Mall owners may have several more vacant anchor spaces to fill if Sears proceeds with plans to move out of shopping centers and into freestanding buildings. At an analyst conference last week, Sears CEO Alan Lacy indicated the retailer's long-term strategy is to get its smaller stores out of malls and into super-sized, stand-alone buildings. According to Merrill Lynch analyst Steve Sakwa, who attended the conference, Lacy said that between 200 and 300 Sears stores could either exit their existing mall anchor pads or expand inside malls that have vacant space to spare.

The push is part of the implementation of Sears' new Sears Grand concept -- a 150,000-square-foot to 200,000-square-foot freestanding store that will offer more selling space than existing Sears stores, most of which are located in malls and have a 60 percent selling-space-to-gross-space ratio. The Sears Grand merchandising scheme will compete with that of the supercenters that have grabbed the retailer's market share in the past decade. Products such as DVDs, gardening goods and groceries will join the traditional Sears offering at the new concept. The first Sears Grand will open next month in Salt Lake City.

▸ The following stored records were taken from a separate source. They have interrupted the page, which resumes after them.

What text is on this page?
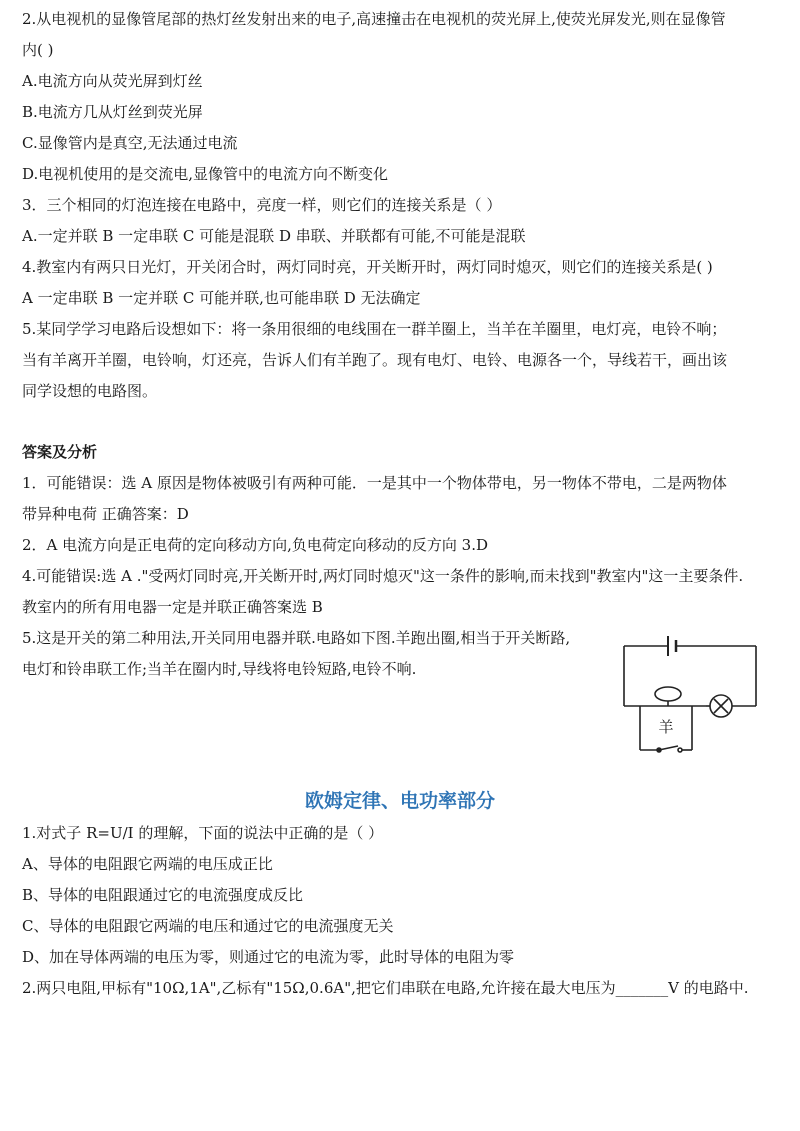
2.从电视机的显像管尾部的热灯丝发射出来的电子,高速撞击在电视机的荧光屏上,使荧光屏发光,则在显像管
内( )
A.电流方向从荧光屏到灯丝
B.电流方几从灯丝到荧光屏
C.显像管内是真空,无法通过电流
D.电视机使用的是交流电,显像管中的电流方向不断变化
3．三个相同的灯泡连接在电路中，亮度一样，则它们的连接关系是（ ）
A.一定并联 B 一定串联 C 可能是混联 D 串联、并联都有可能,不可能是混联
4.教室内有两只日光灯，开关闭合时，两灯同时亮，开关断开时，两灯同时熄灭，则它们的连接关系是( )
A 一定串联 B 一定并联 C 可能并联,也可能串联 D 无法确定
5.某同学学习电路后设想如下：将一条用很细的电线围在一群羊圈上，当羊在羊圈里，电灯亮，电铃不响；
当有羊离开羊圈，电铃响，灯还亮，告诉人们有羊跑了。现有电灯、电铃、电源各一个，导线若干，画出该
同学设想的电路图。
答案及分析
1．可能错误：选 A 原因是物体被吸引有两种可能．一是其中一个物体带电，另一物体不带电，二是两物体
带异种电荷 正确答案：D
2．A 电流方向是正电荷的定向移动方向,负电荷定向移动的反方向 3.D
4.可能错误:选 A ."受两灯同时亮,开关断开时,两灯同时熄灭"这一条件的影响,而未找到"教室内"这一主要条件.
教室内的所有用电器一定是并联正确答案选 B
5.这是开关的第二种用法,开关同用电器并联.电路如下图.羊跑出圈,相当于开关断路,
电灯和铃串联工作;当羊在圈内时,导线将电铃短路,电铃不响.
羊
欧姆定律、电功率部分
1.对式子 R=U/I 的理解，下面的说法中正确的是（ ）
A、导体的电阻跟它两端的电压成正比
B、导体的电阻跟通过它的电流强度成反比
C、导体的电阻跟它两端的电压和通过它的电流强度无关
D、加在导体两端的电压为零，则通过它的电流为零，此时导体的电阻为零
2.两只电阻,甲标有"10Ω,1A",乙标有"15Ω,0.6A",把它们串联在电路,允许接在最大电压为_______V 的电路中.
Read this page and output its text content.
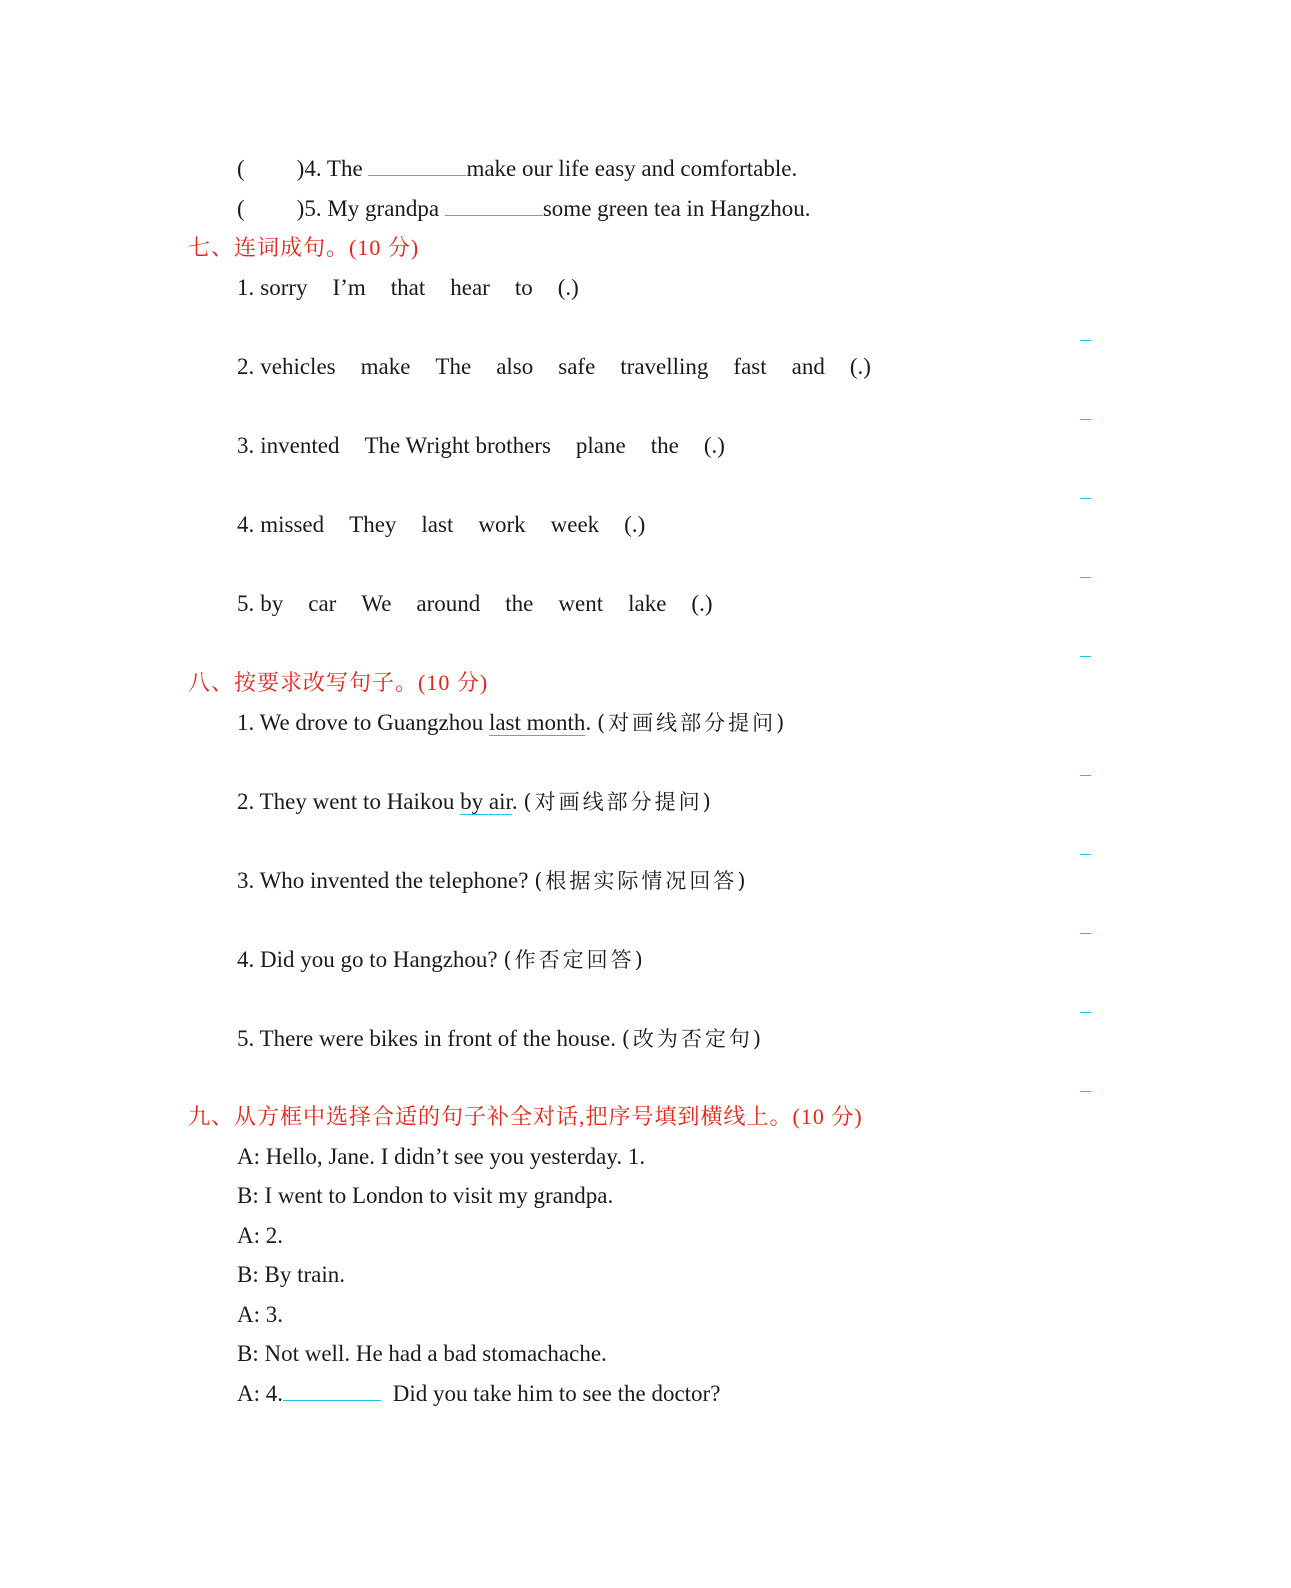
( )4. The	make our life easy and comfortable.
( )5. My grandpa	some green tea in Hangzhou.
七、连词成句。(10 分)
1. sorry I’m that hear to (.)
2. vehicles make The also safe travelling fast and (.)
3. invented The Wright brothers plane the (.)
4. missed They last work week (.)
5. by car We around the went lake (.)
八、按要求改写句子。(10 分)
1. We drove to Guangzhou last month. (对画线部分提问)
2. They went to Haikou by air. (对画线部分提问)
3. Who invented the telephone? (根据实际情况回答)
4. Did you go to Hangzhou? (作否定回答)
5. There were bikes in front of the house. (改为否定句)
九、从方框中选择合适的句子补全对话,把序号填到横线上。(10 分)
A: Hello, Jane. I didn’t see you yesterday. 1.
B: I went to London to visit my grandpa.
A: 2.
B: By train.
A: 3.
B: Not well. He had a bad stomachache.
A: 4.	Did you take him to see the doctor?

Though Sears hasn't revealed its plans for a nationwide Sears Grand rollout, Sakwa says the retailer's smaller, less-productive stores are the most vulnerable to closing and relocation. Of the public mall REITs, CBL & Associates would be most impacted. Sears anchors 91 percent of the malls in its portfolio. Sears anchors 78 percent of the malls in General Growth Properties' portfolio, 76 percent of Simon Property Group's malls and 66 percent of The Macerich Co.'s malls.